A strange and wonderful journey, a suburban family man takes the hike of his life while away in the wilds of Pennsylvania for business. “With no choice but to move forward, Ben finds himself falling deeper and deeper into a world of man-eating giants, bizarre demons, and colossal insects.” (288 pages)

All the Ugly and Wonderful Things by Bryn Greenwood
August 9th

Wavy, neglected by her meth dealing father, is the responsible one in the family, trying her best to raise her little brother on her own. Her one escape: the stars, until one night, a fateful motorcycle accident yields a heartbreaking friendship and shocking love story between the young girl and an older man, one of her father’s cronies, “reminding us of all the ugly and wonderful things that life has to offer.” (352 pages)

The Ballroom by Anna Hope
September 6th

“Set over the heatwave summer of 1911, the end of the Edwardian era, THE BALLROOM is a tale of unlikely love and dangerous obsession, of madness and sanity, and of who gets to decide which is which.” A lover’s tale in the midst of an insane asylum, how intriguing! (320 pages)

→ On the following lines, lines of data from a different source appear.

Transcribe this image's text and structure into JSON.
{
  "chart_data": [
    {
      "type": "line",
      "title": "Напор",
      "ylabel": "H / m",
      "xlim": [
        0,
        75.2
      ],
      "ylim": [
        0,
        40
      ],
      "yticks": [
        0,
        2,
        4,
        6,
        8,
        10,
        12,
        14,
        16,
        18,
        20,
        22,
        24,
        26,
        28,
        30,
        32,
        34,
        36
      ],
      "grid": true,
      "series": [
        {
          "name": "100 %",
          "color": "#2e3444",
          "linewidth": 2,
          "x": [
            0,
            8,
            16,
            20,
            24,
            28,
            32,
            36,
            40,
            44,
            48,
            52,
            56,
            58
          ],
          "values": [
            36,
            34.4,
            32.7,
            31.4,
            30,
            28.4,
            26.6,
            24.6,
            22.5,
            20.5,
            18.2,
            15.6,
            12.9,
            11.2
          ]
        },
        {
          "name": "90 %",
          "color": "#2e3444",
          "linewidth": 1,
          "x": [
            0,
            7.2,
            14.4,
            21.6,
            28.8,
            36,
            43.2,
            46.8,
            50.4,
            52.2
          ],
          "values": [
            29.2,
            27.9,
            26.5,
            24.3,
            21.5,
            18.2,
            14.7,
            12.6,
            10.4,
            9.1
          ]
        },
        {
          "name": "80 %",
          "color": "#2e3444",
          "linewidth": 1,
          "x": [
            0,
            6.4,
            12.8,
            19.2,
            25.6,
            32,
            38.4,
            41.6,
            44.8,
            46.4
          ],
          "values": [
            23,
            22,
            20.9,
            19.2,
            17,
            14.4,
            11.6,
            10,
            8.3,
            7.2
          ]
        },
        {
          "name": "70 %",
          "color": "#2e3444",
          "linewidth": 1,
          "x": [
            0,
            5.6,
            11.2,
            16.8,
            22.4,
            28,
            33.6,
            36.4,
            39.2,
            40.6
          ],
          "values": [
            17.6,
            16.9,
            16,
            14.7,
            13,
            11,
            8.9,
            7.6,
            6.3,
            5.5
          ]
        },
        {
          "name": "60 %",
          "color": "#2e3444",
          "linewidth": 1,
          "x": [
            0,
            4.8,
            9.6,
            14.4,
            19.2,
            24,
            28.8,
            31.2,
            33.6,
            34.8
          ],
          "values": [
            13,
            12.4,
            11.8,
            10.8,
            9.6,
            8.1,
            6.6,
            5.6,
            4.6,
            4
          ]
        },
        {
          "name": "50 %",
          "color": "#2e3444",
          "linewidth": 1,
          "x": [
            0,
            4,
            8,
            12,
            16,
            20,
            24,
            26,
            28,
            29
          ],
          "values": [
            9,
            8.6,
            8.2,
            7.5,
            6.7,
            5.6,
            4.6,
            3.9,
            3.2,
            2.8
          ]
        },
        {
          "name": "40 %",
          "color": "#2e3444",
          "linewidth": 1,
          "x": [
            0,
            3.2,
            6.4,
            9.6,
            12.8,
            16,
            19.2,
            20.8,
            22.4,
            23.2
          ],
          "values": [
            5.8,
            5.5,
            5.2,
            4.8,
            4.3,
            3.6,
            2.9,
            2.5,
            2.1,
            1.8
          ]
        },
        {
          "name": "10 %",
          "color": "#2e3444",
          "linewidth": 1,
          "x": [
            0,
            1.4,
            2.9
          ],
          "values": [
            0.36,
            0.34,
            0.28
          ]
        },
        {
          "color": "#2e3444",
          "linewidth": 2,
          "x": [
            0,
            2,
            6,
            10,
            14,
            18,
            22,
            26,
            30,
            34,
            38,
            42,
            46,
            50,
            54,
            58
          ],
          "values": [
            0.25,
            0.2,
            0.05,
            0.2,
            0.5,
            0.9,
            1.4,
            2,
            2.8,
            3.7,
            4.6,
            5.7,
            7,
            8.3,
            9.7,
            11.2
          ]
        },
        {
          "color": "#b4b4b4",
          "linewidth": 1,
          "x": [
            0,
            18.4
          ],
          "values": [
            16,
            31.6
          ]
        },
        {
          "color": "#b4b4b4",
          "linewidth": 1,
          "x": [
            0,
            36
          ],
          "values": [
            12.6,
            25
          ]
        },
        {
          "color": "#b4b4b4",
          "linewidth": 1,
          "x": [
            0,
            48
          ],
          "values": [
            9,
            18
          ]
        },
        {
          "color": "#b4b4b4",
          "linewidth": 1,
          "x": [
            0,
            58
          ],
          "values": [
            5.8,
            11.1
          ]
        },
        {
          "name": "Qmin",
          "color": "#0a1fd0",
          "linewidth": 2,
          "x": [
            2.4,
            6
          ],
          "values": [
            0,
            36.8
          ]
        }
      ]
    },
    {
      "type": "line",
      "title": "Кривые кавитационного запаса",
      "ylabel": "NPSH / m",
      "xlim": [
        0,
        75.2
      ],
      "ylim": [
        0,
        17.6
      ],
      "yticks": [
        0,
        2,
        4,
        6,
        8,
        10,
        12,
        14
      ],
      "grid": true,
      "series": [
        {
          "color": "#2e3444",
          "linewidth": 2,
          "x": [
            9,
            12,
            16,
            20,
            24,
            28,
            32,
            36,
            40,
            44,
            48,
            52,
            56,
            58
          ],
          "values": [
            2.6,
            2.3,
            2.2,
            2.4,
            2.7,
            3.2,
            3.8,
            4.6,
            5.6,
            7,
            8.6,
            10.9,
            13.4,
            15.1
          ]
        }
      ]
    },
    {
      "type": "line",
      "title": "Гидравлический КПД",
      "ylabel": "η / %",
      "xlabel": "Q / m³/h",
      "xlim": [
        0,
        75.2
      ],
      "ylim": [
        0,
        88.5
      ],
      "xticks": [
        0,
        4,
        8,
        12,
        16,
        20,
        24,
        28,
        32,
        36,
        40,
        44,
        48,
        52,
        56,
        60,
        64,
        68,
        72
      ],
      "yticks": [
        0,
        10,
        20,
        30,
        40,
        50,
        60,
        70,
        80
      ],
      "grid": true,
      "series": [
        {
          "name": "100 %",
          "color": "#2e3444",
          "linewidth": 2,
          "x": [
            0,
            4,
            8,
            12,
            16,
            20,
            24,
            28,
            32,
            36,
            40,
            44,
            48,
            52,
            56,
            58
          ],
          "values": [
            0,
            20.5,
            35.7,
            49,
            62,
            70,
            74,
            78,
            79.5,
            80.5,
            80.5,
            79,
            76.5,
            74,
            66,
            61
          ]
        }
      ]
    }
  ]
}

Vassa in the Night by Sarah Porter
September 20th

A Russian fairy tale retold in the magical land of Brooklyn, Vassa has one last gift from her late mother, a bit of light to see her through: the tough talking doll, Erg. Together, they’ll have to find their cunning to out-wit the dishonorable shop keeper in order to break the curse and save the neighborhood. (304 pages)

When the Moon Was Ours by Anna – Marie McLemore
October 4th

Both unique and curiously strange, Miel and Sam have been inseparable since childhood. Miel is a wonder, with roses growing from her wrist, while Sam is known for decorating the trees with his moons. With magical prose and fantastical story telling, When the Moon Was Ours is a true story of love and friendship as both decide how best to define themselves in a world of wickedness. (288 pages)

Hag-Seed by Margaret Atwood
October 11th

Fourth in the Hogarth Shakespeare series, this is a retelling and continuation of The Tempest full of illusion and revenge, by Margaret Atwood! I can’t wait!! (224 pages)

Heartless by Marissa Meyer
November 8th

By the author of Cinder (The Lunar Chronicles), Heartless fills in the blanks on the infamous Queen of Hearts, a girl who just wanted to fall in love, and on her own terms. But, in a world of twists and tongues, fate is bound to fuddle the path to happiness, making for one of my most anticipated retellings of the year! (416 pages)

What releases are you most excited for!?